The results show the GAN approach is able to replicate true features from the real data, and inclusion of such synthetic data significantly improves the classification accuracy compared to usage of only real experimental data that is often limited in scale and diversity.
The proposed model outperformed four conventional machine learning algorithms with respect to improved data generalization ability and data classification accuracy by incorporating synthetic data.
This work demonstrates the importance of integrating synthetic data in situations where there are limited sample sizes and thus, effectively addresses the challenges imposed by data availability.
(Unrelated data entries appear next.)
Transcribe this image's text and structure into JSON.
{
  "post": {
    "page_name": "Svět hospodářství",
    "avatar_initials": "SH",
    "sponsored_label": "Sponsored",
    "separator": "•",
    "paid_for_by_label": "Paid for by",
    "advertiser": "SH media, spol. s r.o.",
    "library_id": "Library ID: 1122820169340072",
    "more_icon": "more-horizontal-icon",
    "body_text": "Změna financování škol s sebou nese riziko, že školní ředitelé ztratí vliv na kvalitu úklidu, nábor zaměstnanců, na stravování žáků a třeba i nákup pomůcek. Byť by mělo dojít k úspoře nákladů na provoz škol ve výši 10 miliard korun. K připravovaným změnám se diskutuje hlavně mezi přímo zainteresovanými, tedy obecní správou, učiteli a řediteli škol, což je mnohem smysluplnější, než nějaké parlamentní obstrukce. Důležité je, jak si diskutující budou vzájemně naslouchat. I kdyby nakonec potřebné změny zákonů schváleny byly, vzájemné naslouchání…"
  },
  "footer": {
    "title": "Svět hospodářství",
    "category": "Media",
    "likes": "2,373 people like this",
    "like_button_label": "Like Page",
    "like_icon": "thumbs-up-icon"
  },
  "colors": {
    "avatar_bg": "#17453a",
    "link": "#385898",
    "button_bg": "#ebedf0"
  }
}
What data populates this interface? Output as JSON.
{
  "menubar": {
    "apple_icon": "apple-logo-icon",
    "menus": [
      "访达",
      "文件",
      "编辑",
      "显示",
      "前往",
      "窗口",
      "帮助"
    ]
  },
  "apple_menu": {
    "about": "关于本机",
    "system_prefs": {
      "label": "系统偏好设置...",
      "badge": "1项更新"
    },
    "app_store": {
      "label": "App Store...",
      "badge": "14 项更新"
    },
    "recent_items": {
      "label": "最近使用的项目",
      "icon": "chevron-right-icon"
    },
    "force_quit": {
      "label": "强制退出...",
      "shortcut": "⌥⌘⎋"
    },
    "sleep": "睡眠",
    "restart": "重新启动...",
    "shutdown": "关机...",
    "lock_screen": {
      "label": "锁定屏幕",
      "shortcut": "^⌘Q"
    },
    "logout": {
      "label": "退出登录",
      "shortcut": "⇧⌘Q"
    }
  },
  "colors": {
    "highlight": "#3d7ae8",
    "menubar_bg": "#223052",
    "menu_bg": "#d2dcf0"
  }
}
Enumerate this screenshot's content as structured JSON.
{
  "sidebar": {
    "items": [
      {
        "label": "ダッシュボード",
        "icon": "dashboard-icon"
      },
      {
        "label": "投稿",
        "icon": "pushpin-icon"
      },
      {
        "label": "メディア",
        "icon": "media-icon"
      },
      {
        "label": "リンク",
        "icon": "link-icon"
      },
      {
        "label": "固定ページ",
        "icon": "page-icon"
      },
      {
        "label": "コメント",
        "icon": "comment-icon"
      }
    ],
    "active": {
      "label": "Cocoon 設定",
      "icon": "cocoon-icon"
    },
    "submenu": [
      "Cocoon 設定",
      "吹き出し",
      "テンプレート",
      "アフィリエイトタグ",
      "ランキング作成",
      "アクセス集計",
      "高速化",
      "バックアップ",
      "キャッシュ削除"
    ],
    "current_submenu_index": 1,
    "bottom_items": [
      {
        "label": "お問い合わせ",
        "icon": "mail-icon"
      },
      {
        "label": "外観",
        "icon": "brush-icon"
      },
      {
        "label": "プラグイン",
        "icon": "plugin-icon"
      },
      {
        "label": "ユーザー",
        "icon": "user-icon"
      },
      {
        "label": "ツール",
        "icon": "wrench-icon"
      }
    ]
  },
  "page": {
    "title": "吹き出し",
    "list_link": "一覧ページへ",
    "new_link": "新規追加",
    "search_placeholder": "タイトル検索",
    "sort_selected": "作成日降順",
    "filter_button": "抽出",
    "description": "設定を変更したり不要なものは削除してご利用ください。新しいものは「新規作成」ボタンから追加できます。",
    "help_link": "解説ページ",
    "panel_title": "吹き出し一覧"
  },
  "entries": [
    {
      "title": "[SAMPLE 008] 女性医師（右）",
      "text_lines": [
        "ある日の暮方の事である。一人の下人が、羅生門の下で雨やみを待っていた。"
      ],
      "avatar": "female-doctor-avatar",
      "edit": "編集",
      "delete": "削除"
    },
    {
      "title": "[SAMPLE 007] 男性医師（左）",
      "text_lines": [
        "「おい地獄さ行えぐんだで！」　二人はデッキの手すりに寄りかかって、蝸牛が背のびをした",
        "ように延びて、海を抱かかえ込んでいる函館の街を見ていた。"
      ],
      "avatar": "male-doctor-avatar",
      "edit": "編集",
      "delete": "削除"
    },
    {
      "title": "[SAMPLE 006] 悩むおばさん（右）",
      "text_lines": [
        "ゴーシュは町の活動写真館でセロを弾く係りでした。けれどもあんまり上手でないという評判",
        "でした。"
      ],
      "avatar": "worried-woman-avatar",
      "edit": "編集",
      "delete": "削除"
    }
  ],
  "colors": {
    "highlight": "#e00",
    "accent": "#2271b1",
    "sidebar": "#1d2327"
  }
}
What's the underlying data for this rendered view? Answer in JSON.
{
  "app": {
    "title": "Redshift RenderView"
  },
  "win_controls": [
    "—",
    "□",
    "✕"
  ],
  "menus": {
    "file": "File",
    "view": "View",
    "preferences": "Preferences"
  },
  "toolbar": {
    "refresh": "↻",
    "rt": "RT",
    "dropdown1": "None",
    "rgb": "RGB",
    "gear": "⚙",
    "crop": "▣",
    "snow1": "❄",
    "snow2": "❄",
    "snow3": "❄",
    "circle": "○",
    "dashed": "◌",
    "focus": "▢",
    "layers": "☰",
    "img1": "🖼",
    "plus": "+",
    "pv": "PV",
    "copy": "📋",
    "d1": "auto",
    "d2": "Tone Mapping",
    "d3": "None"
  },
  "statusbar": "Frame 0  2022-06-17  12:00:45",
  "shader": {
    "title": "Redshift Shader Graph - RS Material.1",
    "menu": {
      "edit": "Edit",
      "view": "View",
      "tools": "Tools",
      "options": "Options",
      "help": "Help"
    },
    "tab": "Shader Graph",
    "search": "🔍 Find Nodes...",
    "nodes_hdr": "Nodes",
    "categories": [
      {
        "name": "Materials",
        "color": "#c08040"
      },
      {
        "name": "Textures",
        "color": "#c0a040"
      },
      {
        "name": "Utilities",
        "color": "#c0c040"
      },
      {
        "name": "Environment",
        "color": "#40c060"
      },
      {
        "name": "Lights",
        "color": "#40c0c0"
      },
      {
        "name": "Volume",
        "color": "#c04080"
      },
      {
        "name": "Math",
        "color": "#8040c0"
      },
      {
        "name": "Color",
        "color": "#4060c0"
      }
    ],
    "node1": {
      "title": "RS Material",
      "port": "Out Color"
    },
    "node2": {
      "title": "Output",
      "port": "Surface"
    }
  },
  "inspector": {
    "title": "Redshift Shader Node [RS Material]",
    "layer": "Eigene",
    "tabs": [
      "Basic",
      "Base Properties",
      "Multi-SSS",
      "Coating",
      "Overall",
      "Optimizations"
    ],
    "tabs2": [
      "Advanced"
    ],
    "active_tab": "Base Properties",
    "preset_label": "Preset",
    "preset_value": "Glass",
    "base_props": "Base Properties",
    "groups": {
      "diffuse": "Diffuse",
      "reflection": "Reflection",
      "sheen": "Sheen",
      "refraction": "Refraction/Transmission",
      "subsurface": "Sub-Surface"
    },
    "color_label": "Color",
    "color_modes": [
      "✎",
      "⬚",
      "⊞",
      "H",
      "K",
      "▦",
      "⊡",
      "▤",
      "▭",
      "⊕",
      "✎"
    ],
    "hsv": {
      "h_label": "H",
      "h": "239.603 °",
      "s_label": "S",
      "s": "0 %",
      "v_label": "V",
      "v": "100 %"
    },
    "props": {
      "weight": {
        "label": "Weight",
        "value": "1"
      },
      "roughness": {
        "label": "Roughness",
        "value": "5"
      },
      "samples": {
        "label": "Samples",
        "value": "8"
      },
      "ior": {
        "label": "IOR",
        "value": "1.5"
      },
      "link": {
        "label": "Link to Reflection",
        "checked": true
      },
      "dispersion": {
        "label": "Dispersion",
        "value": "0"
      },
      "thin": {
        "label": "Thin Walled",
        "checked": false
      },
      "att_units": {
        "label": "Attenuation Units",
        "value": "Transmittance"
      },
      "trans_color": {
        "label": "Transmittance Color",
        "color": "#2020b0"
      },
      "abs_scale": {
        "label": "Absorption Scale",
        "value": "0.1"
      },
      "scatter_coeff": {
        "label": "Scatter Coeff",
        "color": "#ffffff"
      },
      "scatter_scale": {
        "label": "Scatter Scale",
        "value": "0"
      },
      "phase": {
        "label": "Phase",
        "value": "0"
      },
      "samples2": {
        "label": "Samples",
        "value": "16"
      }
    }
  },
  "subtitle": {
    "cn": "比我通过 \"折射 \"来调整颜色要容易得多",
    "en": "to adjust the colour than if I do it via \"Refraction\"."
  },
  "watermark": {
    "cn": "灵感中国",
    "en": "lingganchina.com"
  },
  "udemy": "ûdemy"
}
我们的研究开发了一种基于生成对抗网络(GAN)的方法,该方法可生成人类心肌细胞在成熟过程中不同阶段的逼真合成图像数据,作为显著提高细胞分类准确性并最终辅助细胞结构和功能计算分析通量的工具。
将人诱导多能干细胞衍生的心肌细胞(hiPSC-CMs)培养在具有生理硬度的微图案化胶原包被水凝胶上以促进成熟,并对其进行结构和功能分析的光学测量。对照组在胶原包被的玻璃孔板上培养。这些图像记录用作训练GAN模型的真实数据。
结果表明,GAN方法能够从真实数据中复制真实特征,并且与仅使用规模和多样性通常有限的真实实验数据相比,包含此类合成数据可显著提高分类准确性。
通过合并合成数据,所提出的模型在提高数据泛化能力和数据分类准确性方面优于四种传统机器学习算法。
这项工作证明了在样本量有限的情况下整合合成数据的重要性,从而有效应对了数据可用性带来的挑战。